Performance Considerations with Large Data Sets
Imagine the DataGrid pulls 100,000 records from the database each time a user requests a page. The first request populates the grid with all rows, then the user clicks “Next” and the grid retrieves the same 100,000 rows again, just to shift the view to a different slice. That repeated round‑trip can slow the user interface and increase server load unnecessarily. In many production scenarios - especially in enterprise telecom applications - the dataset can be in the millions, making full retrieval untenable.
To mitigate this, most developers turn to server‑side custom paging. Instead of letting the DataGrid handle pagination after fetching the entire dataset, you write SQL that returns only the rows for the requested page. In SQL Server 2012 and later, the easiest approach uses the OFFSET … FETCH clause:
SELECT Docket_ID AS [ID], Docket_Number AS [DOC NUMBER], Docket_Title AS [TITLE]FROM dbv_DocketWHERE State_Code = @StateORDER BY Docket_NumberOFFSET @Skip ROWS FETCH NEXT @Take ROWS ONLY
Here, @Skip is (CurrentPageIndex * PageSize) and @Take is PageSize.
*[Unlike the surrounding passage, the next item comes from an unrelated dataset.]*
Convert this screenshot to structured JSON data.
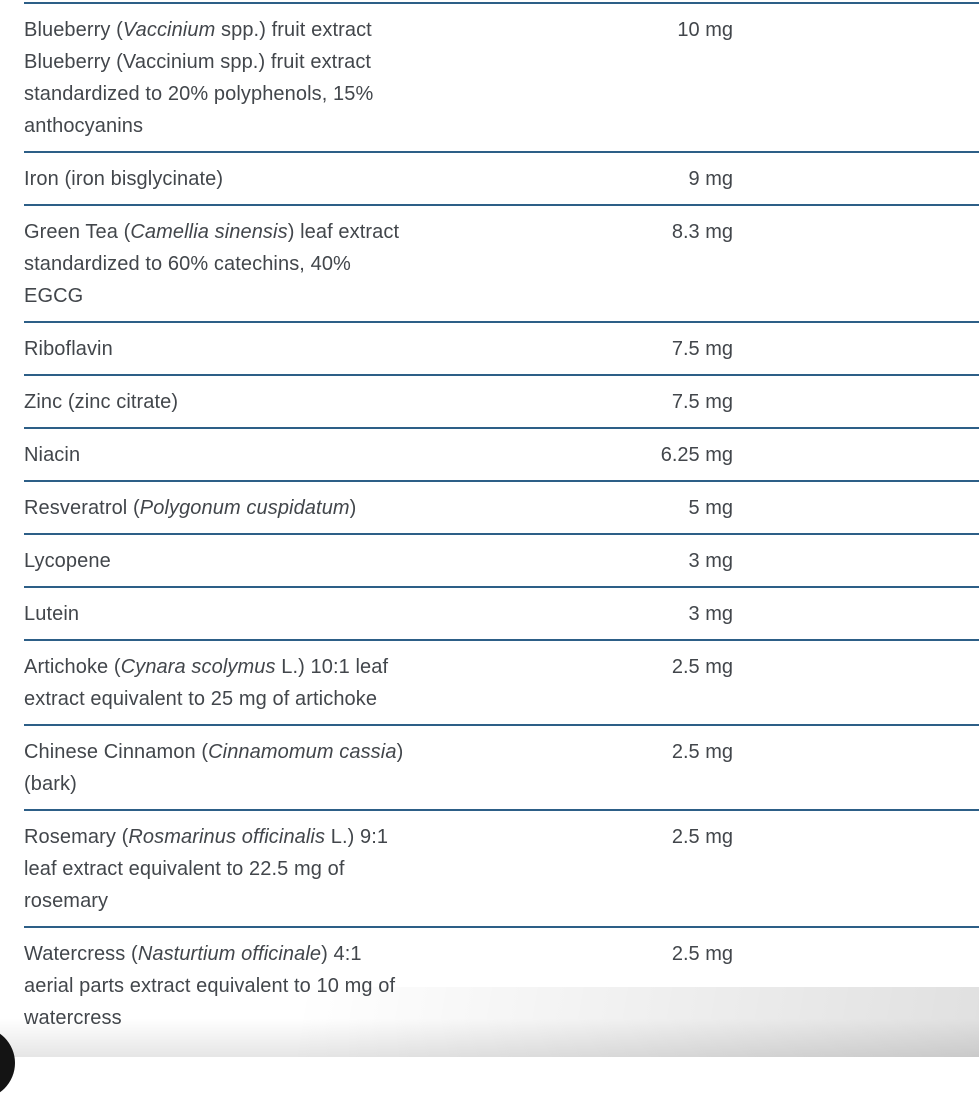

By passing these parameters to the query, the database engine returns only the subset of rows needed for the current page. The DataGrid then binds to that smaller result set, dramatically reducing memory consumption and network traffic.
Another approach is to use a SqlDataSource control with the CommandText property set to a stored procedure that accepts page size and index as parameters. The stored procedure returns a total count of rows so the DataGrid can calculate how many pages exist, and it returns only the slice of data requested. This method keeps the paging logic in the database layer, which is efficient for large tables.
Regardless of the technique, the key is to let the database do the heavy lifting. The DataGrid itself should remain a thin presentation component that receives a ready‑made set of rows and displays them. By implementing custom paging, you eliminate the double‑fetch problem and keep the user experience responsive. If your application requires sorting or filtering, combine those operations in the same stored procedure or query to avoid pulling unnecessary rows into application memory.
Beyond the code, consider caching strategies. Frequently accessed pages can be stored in a distributed cache such as Redis or in a session variable for the duration of the user’s browsing session. This can further reduce database load for users who bounce back and forth between pages. However, caching introduces complexity in invalidation: if the underlying data changes, you must refresh or purge the cached entries to avoid stale data.
In summary, paging with a DataGrid is straightforward when the dataset is small, but for real‑world applications you’ll need to implement server‑side paging, parameterized queries, and possibly caching. The goal is to fetch only what the user needs, keep the UI fluid, and reduce the strain on the server and database.